COLORADO SPRINGS, Colo. — A new law just went into effect making cyberbullying a crime.
Cyberbullying is defined as threatening or harassing someone using a mobile device or social media sites like Facebook.
The new law makes cyberbullying a misdemeanor crime, and anyone found guilty could face up to a $750 fine and six months in jail.
The new law was introduced by state Rep. Rhonda Fields and went into effect July 1.
We spoke with Fields over the phone Thursday. She said she hopes the increased punishment will start to deter people from logging on to harm others.
She and local law enforcement agree it has become a serious issue.
“It’s just gotten to the point…It’s out of control,” Fields said.
In Colorado Springs alone, there are 18 school resource officers and all of them have seen cyberbullying cases.
“It is not uncommon,” Officer David Pratt said. “I can remember when this was not an issue. I remember when Myspace first started out and that created some challenges, and then it progressed to Facebook with even more users and now we’ve got these apps out there like Yik-Yak where you can send things anonymously.”
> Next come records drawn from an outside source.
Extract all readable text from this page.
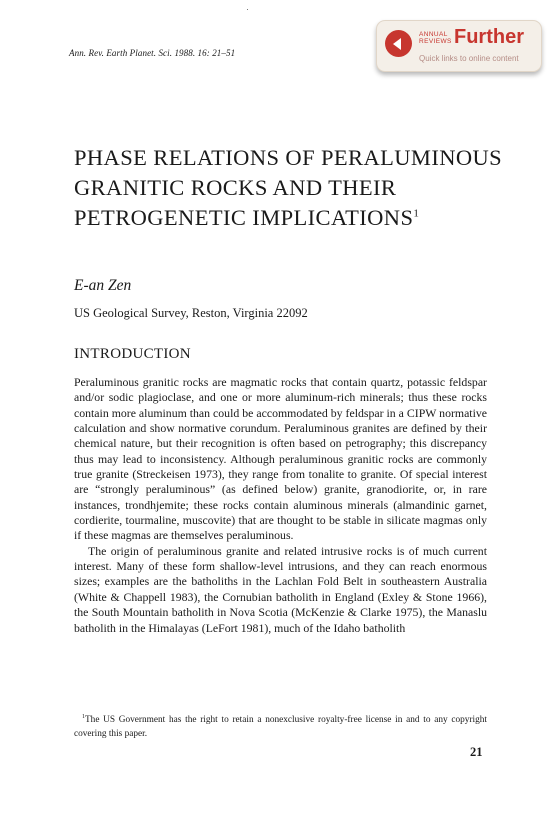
Ann. Rev. Earth Planet. Sci. 1988. 16: 21–51
ANNUAL
REVIEWS Further
Quick links to online content
PHASE RELATIONS OF PERALUMINOUS GRANITIC ROCKS AND THEIR PETROGENETIC IMPLICATIONS$^1$
E-an Zen
US Geological Survey, Reston, Virginia 22092
INTRODUCTION

Peraluminous granitic rocks are magmatic rocks that contain quartz, potassic feldspar and/or sodic plagioclase, and one or more aluminum-rich minerals; thus these rocks contain more aluminum than could be accommodated by feldspar in a CIPW normative calculation and show normative corundum. Peraluminous granites are defined by their chemical nature, but their recognition is often based on petrography; this discrepancy thus may lead to inconsistency. Although peraluminous granitic rocks are commonly true granite (Streckeisen 1973), they range from tonalite to granite. Of special interest are “strongly peraluminous” (as defined below) granite, granodiorite, or, in rare instances, trondhjemite; these rocks contain aluminous minerals (almandinic garnet, cordierite, tourmaline, muscovite) that are thought to be stable in silicate magmas only if these magmas are themselves peraluminous.

The origin of peraluminous granite and related intrusive rocks is of much current interest. Many of these form shallow-level intrusions, and they can reach enormous sizes; examples are the batholiths in the Lachlan Fold Belt in southeastern Australia (White & Chappell 1983), the Cornubian batholith in England (Exley & Stone 1966), the South Mountain batholith in Nova Scotia (McKenzie & Clarke 1975), the Manaslu batholith in the Himalayas (LeFort 1981), much of the Idaho batholith

$^1$The US Government has the right to retain a nonexclusive royalty-free license in and to any copyright covering this paper.

21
Pratt believes that’s why this type of bullying has become the norm, affecting kids and teens across the nation.
“It makes it easy for them to perpetrate. It makes it hard to hold them accountable. It just really complicates things,” Pratt said.
But he and Fields are hoping many of the cases will become non-existent now that these bullies are facing some serious charges.
“Once you have laws on the book, I’m hoping it will be a deterrent and I’m hoping that people will, if they see someone being bullied, then they need to stand up against anyone that’s being a bully. It’s not cool to be a bully to people,” Fields said.
“I think it’s an important issue. We can’t minimize it. We have had kids targeted through cyberbullying and some of those kids have chosen to take their lives and harm themselves as a result of that,” Pratt said.
Colorado Springs police already have prevention and intervention efforts in place to stop cyberbullying, but this new law is a step forward in helping them protect kids and teens across Colorado.
“For parents in schools there is nothing more important than the safety and security of their kids, and we as school resource officers believe that too, that if kids don’t feel safe in their schools they’re not going to learn and that’s their primary mission and we’re there to help serve that,” Pratt said.
Pratt said they do try other methods before immediately charging a child with a crime that could be on their record forever. But he said depending on the case, the cyberbullies need to be held accountable and charged with the misdemeanor.